The U.S. Food and Drug Administration has approved two new drugs - boceprevir and telaprevir - to treat hepatitis C, a virus that can cause liver damage and cancer. The new drugs are expected to improve cure rates for some of the more than 170 million people worldwide affected by this potentially fatal disease.
Hepatitis C is a blood-borne virus. If blood is not screened for diseases, the virus can be transmitted through transfusions or organ transplants. In the United States, the most common cause of infection is sharing drug-injection needles.
It can take years, or even decades, for the virus to cause enough liver damage to produce symptoms and about three-quarters of Americans with hepatitis C don’t know they have it.
“People got their hepatitis C in the 60s and 70s, and early 80s, and now are having all these problems from it, 20 or 30 years later,” says liver disease specialist Dr. Bruce Bacon of Saint Louis University, adding that about 20 percent of people exposed to hepatitis C recover from the virus on their own, without treatment.
“The flip side of that is about 80 percent of people - 80, 85 percent of people - do get chronic hepatitis. And of those patients, 20 to 30 percent of people develop cirrhosis, and of those, two to three percent of patients develop liver cancer.”
There are six different strains, or genotypes, of hepatitis C. Saint Louis University researcher Dr. Adrian Di Bisceglie says that, in the U.S., about 70 percent of patients have genotype 1, a form of the virus that is also the most common in Latin America, Europe, and parts of Asia.
“And it turns out that genotype 1 is the most hard to treat,” he says.
For the past decade, treatment for hepatitis C has meant a year-long regimen of two drugs: an immune-system booster called pegylated interferon and an antiviral medication known as ribavirin.
But often, Di Besceglie says, that two-drug treatment hasn’t worked for patients with the genotype 1 virus. “In that genotype, only about 40 percent of patients get cured when they’re treated with interferon and ribavirin.”
In a clinical trial funded by the drug maker Vertex, Di Besceglie helped test how hard-to-treat genotype 1 patients responded when a new Vertex drug, telaprevir, was added to the current two-drug treatment.
“The cure rates or the rates of sustained virologic response go from the 40 percent number that I mentioned in patients with genotype 1, to 75 percent.”
A clinical trial for a similar medication, boceprevir, was funded by Merck, the drug’s developer.
Bacon, who led that study, says adding boceprevir to the standard two-drug treatment significantly improved cure rates, even for patients who had been treated before and failed to recover.
“In the treatment-experienced patients, those who hadn’t responded or who had relapsed previously, the numbers are more like 20 percent with the standard therapy being re-treated, versus about 60 to 65 percent cure rate with the addition of boceprevir.”

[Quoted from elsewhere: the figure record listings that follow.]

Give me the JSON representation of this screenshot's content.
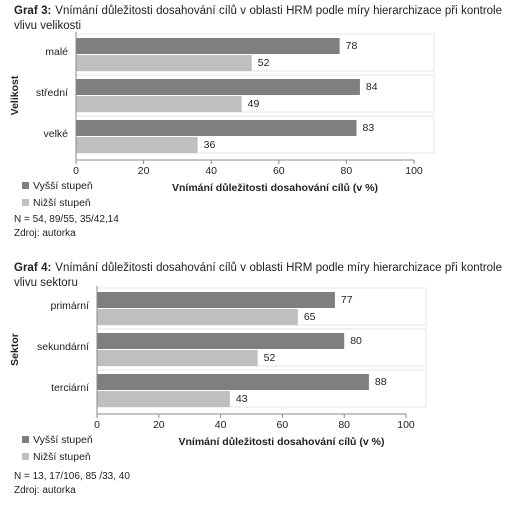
{
  "chart_data": [
    {
      "type": "bar",
      "orientation": "horizontal",
      "label": "Graf 3:",
      "title": "Vnímání důležitosti dosahování cílů v oblasti HRM podle míry hierarchizace při kontrole vlivu velikosti",
      "y_label": "Velikost",
      "x_label": "Vnímání důležitosti dosahování cílů (v %)",
      "categories": [
        "malé",
        "střední",
        "velké"
      ],
      "series": [
        {
          "name": "Vyšší stupeň",
          "color": "#7f7f7f",
          "values": [
            78,
            84,
            83
          ]
        },
        {
          "name": "Nižší stupeň",
          "color": "#bfbfbf",
          "values": [
            52,
            49,
            36
          ]
        }
      ],
      "xlim": [
        0,
        100
      ],
      "xticks": [
        0,
        20,
        40,
        60,
        80,
        100
      ],
      "notes": [
        "N = 54, 89/55, 35/42,14",
        "Zdroj: autorka"
      ]
    },
    {
      "type": "bar",
      "orientation": "horizontal",
      "label": "Graf 4:",
      "title": "Vnímání důležitosti dosahování cílů v oblasti HRM podle míry hierarchizace při kontrole vlivu sektoru",
      "y_label": "Sektor",
      "x_label": "Vnímání důležitosti dosahování cílů (v %)",
      "categories": [
        "primární",
        "sekundární",
        "terciární"
      ],
      "series": [
        {
          "name": "Vyšší stupeň",
          "color": "#7f7f7f",
          "values": [
            77,
            80,
            88
          ]
        },
        {
          "name": "Nižší stupeň",
          "color": "#bfbfbf",
          "values": [
            65,
            52,
            43
          ]
        }
      ],
      "xlim": [
        0,
        100
      ],
      "xticks": [
        0,
        20,
        40,
        60,
        80,
        100
      ],
      "notes": [
        "N = 13, 17/106, 85 /33, 40",
        "Zdroj: autorka"
      ]
    }
  ]
}
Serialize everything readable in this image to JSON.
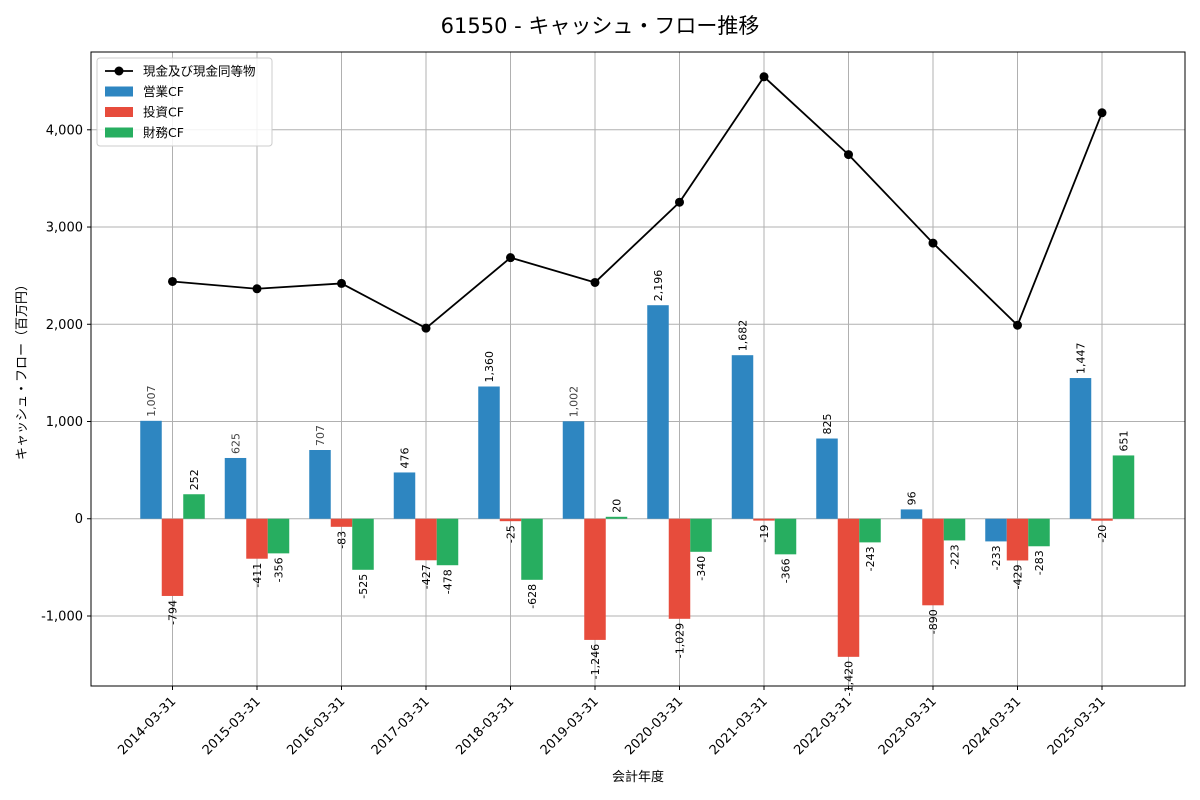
{
  "chart_data": {
    "type": "bar",
    "title": "61550 - キャッシュ・フロー推移",
    "xlabel": "会計年度",
    "ylabel": "キャッシュ・フロー（百万円）",
    "ylim": [
      -1720,
      4800
    ],
    "yticks": [
      -1000,
      0,
      1000,
      2000,
      3000,
      4000
    ],
    "ytick_labels": [
      "-1,000",
      "0",
      "1,000",
      "2,000",
      "3,000",
      "4,000"
    ],
    "grid": true,
    "legend_position": "top-left",
    "categories": [
      "2014-03-31",
      "2015-03-31",
      "2016-03-31",
      "2017-03-31",
      "2018-03-31",
      "2019-03-31",
      "2020-03-31",
      "2021-03-31",
      "2022-03-31",
      "2023-03-31",
      "2024-03-31",
      "2025-03-31"
    ],
    "series": [
      {
        "name": "営業CF",
        "kind": "bar",
        "color": "#2e86c1",
        "values": [
          1007,
          625,
          707,
          476,
          1360,
          1002,
          2196,
          1682,
          825,
          96,
          -233,
          1447
        ],
        "labels": [
          "1,007",
          "625",
          "707",
          "476",
          "1,360",
          "1,002",
          "2,196",
          "1,682",
          "825",
          "96",
          "-233",
          "1,447"
        ]
      },
      {
        "name": "投資CF",
        "kind": "bar",
        "color": "#e74c3c",
        "values": [
          -794,
          -411,
          -83,
          -427,
          -25,
          -1246,
          -1029,
          -19,
          -1420,
          -890,
          -429,
          -20
        ],
        "labels": [
          "-794",
          "-411",
          "-83",
          "-427",
          "-25",
          "-1,246",
          "-1,029",
          "-19",
          "-1,420",
          "-890",
          "-429",
          "-20"
        ]
      },
      {
        "name": "財務CF",
        "kind": "bar",
        "color": "#27ae60",
        "values": [
          252,
          -356,
          -525,
          -478,
          -628,
          20,
          -340,
          -366,
          -243,
          -223,
          -283,
          651
        ],
        "labels": [
          "252",
          "-356",
          "-525",
          "-478",
          "-628",
          "20",
          "-340",
          "-366",
          "-243",
          "-223",
          "-283",
          "651"
        ]
      },
      {
        "name": "現金及び現金同等物",
        "kind": "line",
        "color": "#000000",
        "values": [
          2440,
          2365,
          2420,
          1960,
          2685,
          2430,
          3255,
          4545,
          3745,
          2835,
          1990,
          4175
        ]
      }
    ]
  }
}
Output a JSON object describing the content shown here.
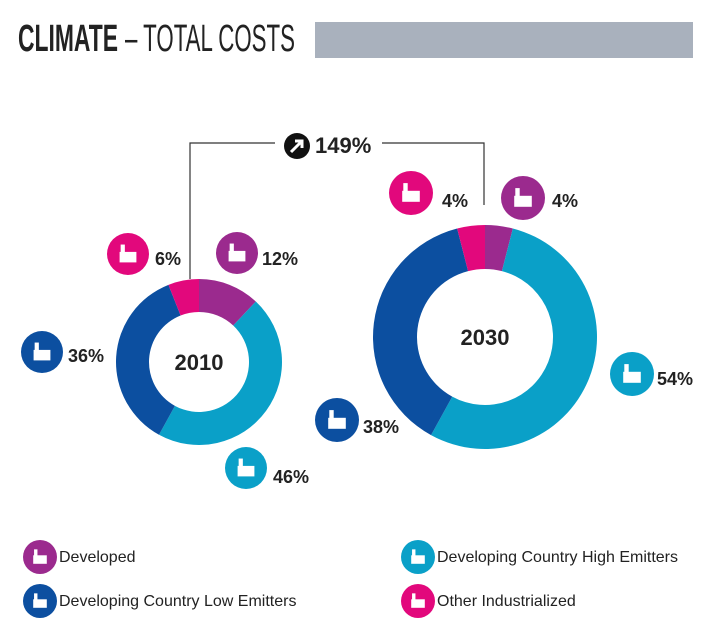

Dr. Barbara McGovern treats patients with hepatitis C at the Lemuel Shattuck Hospital in Boston. She was on an independent panel of experts that reviewed data on both drugs for the FDA. She says the new drugs do have some side effects - boceprevir can cause anemia, and telaprevir a severe rash - but she believes their benefits outweigh their risks.
“The difference between what you can do with dual therapy and triple therapy is like night and day," says McGovern. “We always have to measure risks and benefits, but the amount of patients who are cured - and that’s a very special word in infectious diseases - is so much higher.”
In the U.S., the current two-drug treatment costs about $20,000. Adding one of the new drugs will likely double or triple that.
Dr. Adrian Di Besceglie says it’s worth it. “You save downstream by saving the costs of caring for patients with decompensated cirrhosis, liver cancer, liver transplantation, all of that. The last few months of life when you have liver failure is terribly, terribly expensive.”
Di Besceglie, Bacon, and McGovern all say there are even better drugs in the pipeline, but those won’t get federal approval for at least three-to-five years. Meanwhile, boceprevir and telaprevir are already on their way to U.S. pharmacies.